AI Classifies and Routes Support Tickets Before Any Human Touches Them

AI Classifies and Routes Support Tickets Before Any Human Touches Them

#ai agents #automation #aws #jira #llm
team develeap
September 14, 2026

The Problem

Every large technical support team has a quiet but critical step: someone has to read each incoming ticket, work out which domain it belongs to, and route it to the right team. In a cloud support organization serving hundreds of engineers, tickets arrive across several closely related categories – data pipelines, batch compute, cloud infrastructure, access and permissions – and the difference between them can be razor-thin. Is this a data-tooling problem, a spot-termination failure in a batch run, an IAM issue, or a Kubernetes infrastructure fault?

Manual triage eats senior engineers’ time, delays actual handling, and sometimes misroutes a ticket so it needs an extra hop between teams.

The Solution

The team built a triage agent that runs 24/7 against the Jira board, picks up new tickets, and performs full semantic analysis using an LLM.

The agent doesn’t rely on a rigid keyword list. It understands bilingual technical context in Hebrew and English and picks up on the real signals:

  • Mentions of the organization’s data-pipeline tooling route to the data platform team.
  • Spot-termination errors and batch-run identifiers route to the batch compute team.
  • Cloud accounts and cluster issues route to cloud operations.
  • SSO, SAML, and IAM questions route to the access team.

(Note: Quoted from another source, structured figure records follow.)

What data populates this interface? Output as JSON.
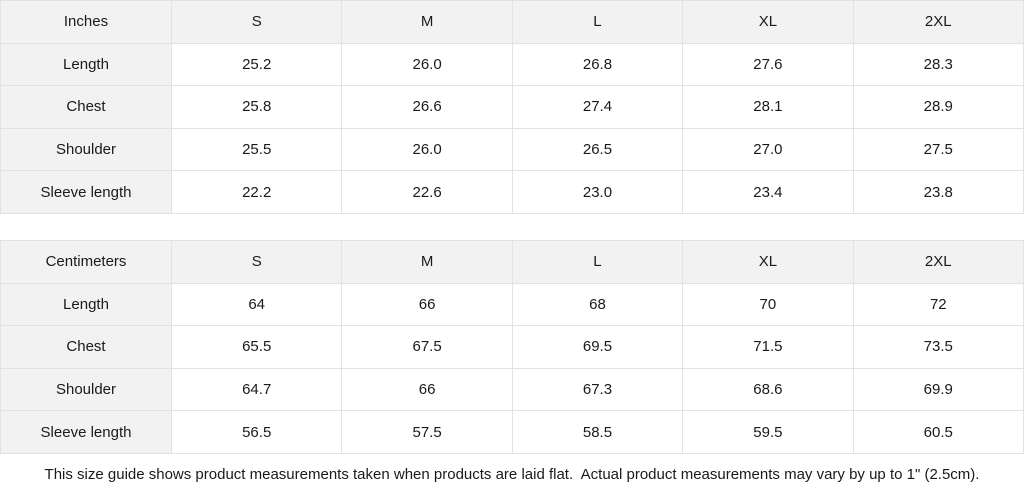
{
  "colors": {
    "header_bg": "#f2f2f2",
    "border": "#e2e2e2",
    "text": "#1a1a1a",
    "background": "#ffffff"
  },
  "footer": {
    "note": "This size guide shows product measurements taken when products are laid flat.  Actual product measurements may vary by up to 1\" (2.5cm)."
  },
  "chart_data": [
    {
      "type": "table",
      "title": "Inches",
      "columns": [
        "S",
        "M",
        "L",
        "XL",
        "2XL"
      ],
      "rows": [
        {
          "label": "Length",
          "values": [
            "25.2",
            "26.0",
            "26.8",
            "27.6",
            "28.3"
          ]
        },
        {
          "label": "Chest",
          "values": [
            "25.8",
            "26.6",
            "27.4",
            "28.1",
            "28.9"
          ]
        },
        {
          "label": "Shoulder",
          "values": [
            "25.5",
            "26.0",
            "26.5",
            "27.0",
            "27.5"
          ]
        },
        {
          "label": "Sleeve length",
          "values": [
            "22.2",
            "22.6",
            "23.0",
            "23.4",
            "23.8"
          ]
        }
      ]
    },
    {
      "type": "table",
      "title": "Centimeters",
      "columns": [
        "S",
        "M",
        "L",
        "XL",
        "2XL"
      ],
      "rows": [
        {
          "label": "Length",
          "values": [
            "64",
            "66",
            "68",
            "70",
            "72"
          ]
        },
        {
          "label": "Chest",
          "values": [
            "65.5",
            "67.5",
            "69.5",
            "71.5",
            "73.5"
          ]
        },
        {
          "label": "Shoulder",
          "values": [
            "64.7",
            "66",
            "67.3",
            "68.6",
            "69.9"
          ]
        },
        {
          "label": "Sleeve length",
          "values": [
            "56.5",
            "57.5",
            "58.5",
            "59.5",
            "60.5"
          ]
        }
      ]
    }
  ]
}
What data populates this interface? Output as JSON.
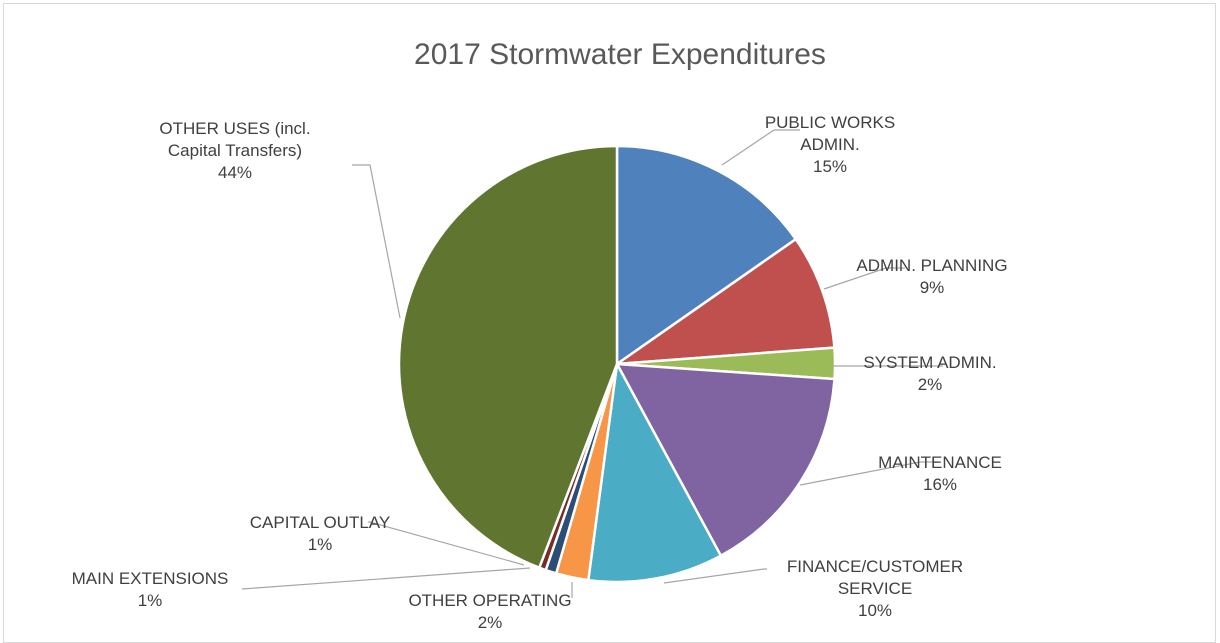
{
  "chart_data": {
    "type": "pie",
    "title": "2017 Stormwater Expenditures",
    "start_angle_deg": 0,
    "direction": "clockwise",
    "slices": [
      {
        "label": "PUBLIC WORKS ADMIN.",
        "label_lines": [
          "PUBLIC WORKS",
          "ADMIN."
        ],
        "percent_label": "15%",
        "value": 15.3,
        "color": "#4f81bd"
      },
      {
        "label": "ADMIN. PLANNING",
        "label_lines": [
          "ADMIN. PLANNING"
        ],
        "percent_label": "9%",
        "value": 8.5,
        "color": "#c0504d"
      },
      {
        "label": "SYSTEM ADMIN.",
        "label_lines": [
          "SYSTEM ADMIN."
        ],
        "percent_label": "2%",
        "value": 2.3,
        "color": "#9bbb59"
      },
      {
        "label": "MAINTENANCE",
        "label_lines": [
          "MAINTENANCE"
        ],
        "percent_label": "16%",
        "value": 16.0,
        "color": "#8064a2"
      },
      {
        "label": "FINANCE/CUSTOMER SERVICE",
        "label_lines": [
          "FINANCE/CUSTOMER",
          "SERVICE"
        ],
        "percent_label": "10%",
        "value": 10.0,
        "color": "#4bacc6"
      },
      {
        "label": "OTHER OPERATING",
        "label_lines": [
          "OTHER OPERATING"
        ],
        "percent_label": "2%",
        "value": 2.4,
        "color": "#f79646"
      },
      {
        "label": "MAIN EXTENSIONS",
        "label_lines": [
          "MAIN EXTENSIONS"
        ],
        "percent_label": "1%",
        "value": 0.8,
        "color": "#2c4d75"
      },
      {
        "label": "CAPITAL OUTLAY",
        "label_lines": [
          "CAPITAL OUTLAY"
        ],
        "percent_label": "1%",
        "value": 0.5,
        "color": "#772c2a"
      },
      {
        "label": "OTHER USES (incl. Capital Transfers)",
        "label_lines": [
          "OTHER USES (incl.",
          "Capital Transfers)"
        ],
        "percent_label": "44%",
        "value": 44.2,
        "color": "#5f7530"
      }
    ]
  }
}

It also handles edge cases – for example, distinguishing a local tooling error that isn’t the batch team’s problem from a genuine batch failure.

How It Works in Practice

  1. A new ticket with a cloud component enters Jira.
  2. The agent analyzes title, description, and components.
  3. The model produces a routing recommendation with a confidence score.
  4. The agent labels the ticket, assigns it to the right on-call engineer, and updates its status.
  5. A one- or two-sentence message goes to the team’s chat channel so everyone sees what was detected and why.
  6. When confidence is low or the case is ambiguous, the agent flags for human review instead of guessing.

The Results

  • Triage happens within seconds of a ticket opening, instead of hours.
  • Every routing decision is visible to the whole team in real time.
  • Senior engineers spend far less time on manual triage and more on actually solving problems.
  • The triage agent became the first gate in a growing system of specialist agents, each handling a specific request type.

Why It’s Worth Talking About

This is an AI agent making a real operational decision, not generating a text reply. By using an LLM to understand bilingual technical nuance that regex-based scripts can’t catch, it turns a tedious bottleneck into a seamless automated workflow.